Blood is needed every two seconds in the U.S. to help patients battling illness and injury. COVID-19 cases are continuing to rise across the US and blood, platelet and plasma donations are continuing to be tested for COVID-19 antibodies.

For a limited time, the American Red Cross is including sickle cell trait screening on all self-identified African American donors. Compatible blood types can be identified quicker. This helps sickle cell patients and African American donors have additional health insight regarding their health information. But, this testing does not diagnose sickle cell disease.

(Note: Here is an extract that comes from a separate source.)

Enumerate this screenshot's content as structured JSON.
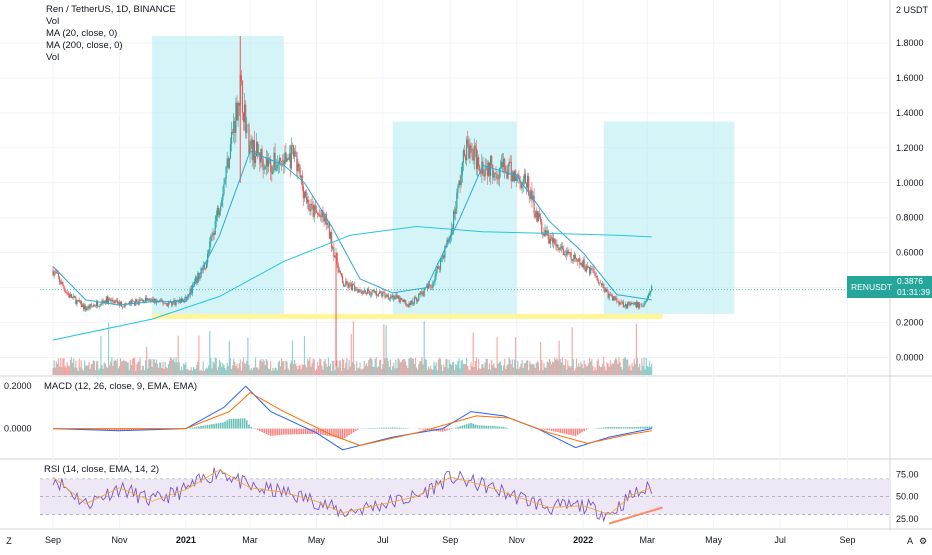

Everyone can still donate blood as long as you don’t have symptoms of COVID-19, feel well and after receiving a COVID-19 vaccine. You will need to know and be able to give the name of your COVID-19 vaccine’s manufacturer ( Johnson & Johnson, Moderna, and Pfizer).

Giving blood can help your mental state by providing an altruistic interaction resulting from doing something good for someone else. Donating blood has shown to have a positive effect of greater happiness and better health. The happiness level is increased through shifting aspirations and empathic emotions. Donating blood reduces stress, enhances emotional well-being, minimizes negative thoughts and feelings and provides a sense of belonging while reducing feelings of social isolation.